Try running your script as follows:
bash -x ./script.bash
Or enable the setting in the script:
set -x
You can dump all interested variables in one command using:
set | grep -w -e BLAH -e JUNK
To dump all the variables to stdout use:
set
or
env
from inside your script.
You can extract a (sub)list of the variables declared in your script using grep:
grep -Po "([a-z][a-zA-Z0-9_]+)(?==\")" ./script.bash | sort -u
Disclaimer: why "sublist"?
The expression given will match string followed by an egal sign (=) and a double quote ("). So if you don't use syntax such as myvar="my-value" it won't work.
But you got the idea.
grep Options
-P --perl-regexp: Interpret PATTERN as a Perl regular expression (PCRE, see below) (experimental) ;
-o --only-matching: Print only the matched (non-empty) parts of a matching line, with each such part on a separate output line.
Pattern
I'm using a positive lookahead: (?==\") to require an egal sign followed by a double quote.
In bash, but not sh, compgen -v will list the names of all variables assigned (compare this to set, which has a great deal of output other than variable names, and thus needs to be parsed).

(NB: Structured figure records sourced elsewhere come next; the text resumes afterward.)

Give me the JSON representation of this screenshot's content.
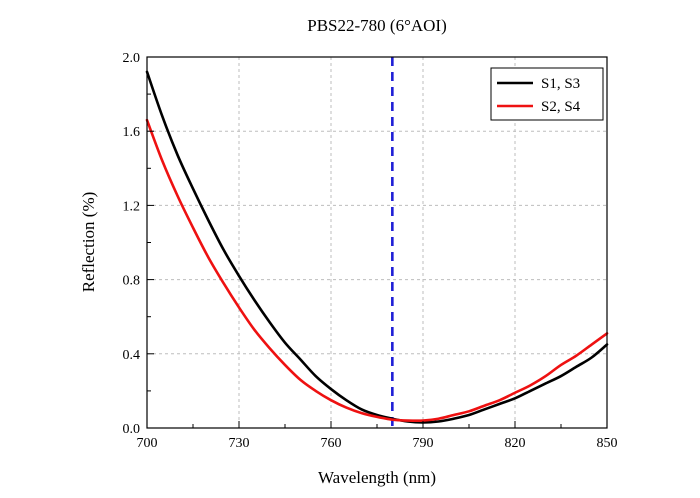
{
  "chart_data": {
    "type": "line",
    "title": "PBS22-780 (6°AOI)",
    "xlabel": "Wavelength (nm)",
    "ylabel": "Reflection (%)",
    "xlim": [
      700,
      850
    ],
    "ylim": [
      0.0,
      2.0
    ],
    "xticks": [
      700,
      730,
      760,
      790,
      820,
      850
    ],
    "yticks": [
      0.0,
      0.4,
      0.8,
      1.2,
      1.6,
      2.0
    ],
    "xtick_labels": [
      "700",
      "730",
      "760",
      "790",
      "820",
      "850"
    ],
    "ytick_labels": [
      "0.0",
      "0.4",
      "0.8",
      "1.2",
      "1.6",
      "2.0"
    ],
    "grid": true,
    "legend_position": "top-right",
    "reference_line": {
      "x": 780,
      "color": "#1f1fd6",
      "style": "dashed"
    },
    "series": [
      {
        "name": "S1, S3",
        "color": "#000000",
        "x": [
          700,
          705,
          710,
          715,
          720,
          725,
          730,
          735,
          740,
          745,
          750,
          755,
          760,
          765,
          770,
          775,
          780,
          785,
          790,
          795,
          800,
          805,
          810,
          815,
          820,
          825,
          830,
          835,
          840,
          845,
          850
        ],
        "y": [
          1.92,
          1.68,
          1.47,
          1.29,
          1.12,
          0.96,
          0.82,
          0.69,
          0.57,
          0.46,
          0.37,
          0.28,
          0.21,
          0.15,
          0.1,
          0.07,
          0.05,
          0.035,
          0.03,
          0.035,
          0.05,
          0.07,
          0.1,
          0.13,
          0.16,
          0.2,
          0.24,
          0.28,
          0.33,
          0.38,
          0.45
        ]
      },
      {
        "name": "S2, S4",
        "color": "#ee1111",
        "x": [
          700,
          705,
          710,
          715,
          720,
          725,
          730,
          735,
          740,
          745,
          750,
          755,
          760,
          765,
          770,
          775,
          780,
          785,
          790,
          795,
          800,
          805,
          810,
          815,
          820,
          825,
          830,
          835,
          840,
          845,
          850
        ],
        "y": [
          1.66,
          1.44,
          1.25,
          1.08,
          0.92,
          0.78,
          0.65,
          0.53,
          0.43,
          0.34,
          0.26,
          0.2,
          0.15,
          0.11,
          0.08,
          0.06,
          0.045,
          0.04,
          0.04,
          0.05,
          0.07,
          0.09,
          0.12,
          0.15,
          0.19,
          0.23,
          0.28,
          0.34,
          0.39,
          0.45,
          0.51
        ]
      }
    ]
  }
}
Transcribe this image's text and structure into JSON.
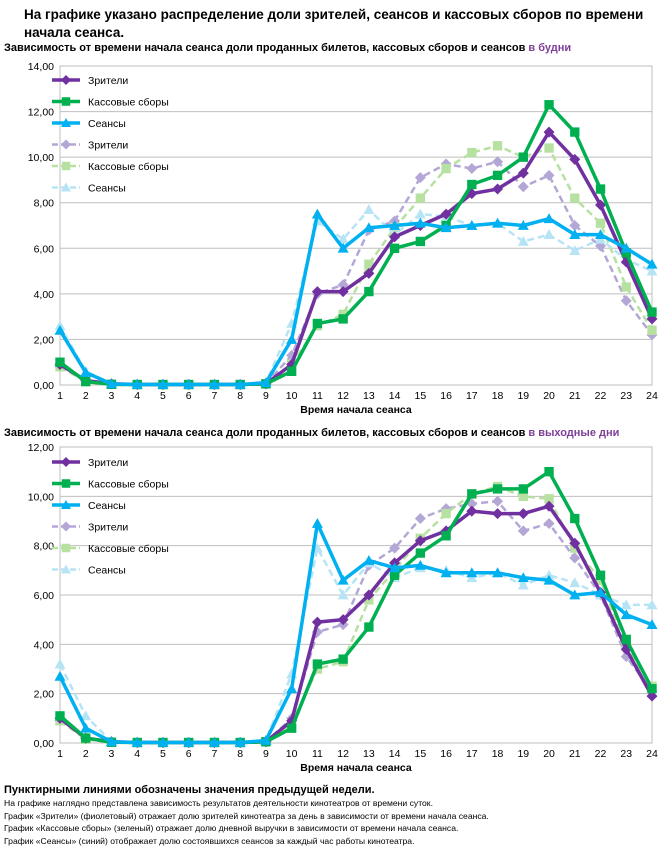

Thus, if you change the top of the script to #!/bin/bash, you will be able to use compgen -v to generate that list.
That said, the person who advised you use set -x did well. Consider this extension on that:
PS4=':$BASH_SOURCE:$LINENO+'; set -x
This will print the source file and line number before every command (or variable assignment) which is executed, so you will have a log not only of which variables are set, but just where in the source each one was assigned. This makes tracking down where each variable is set far easier.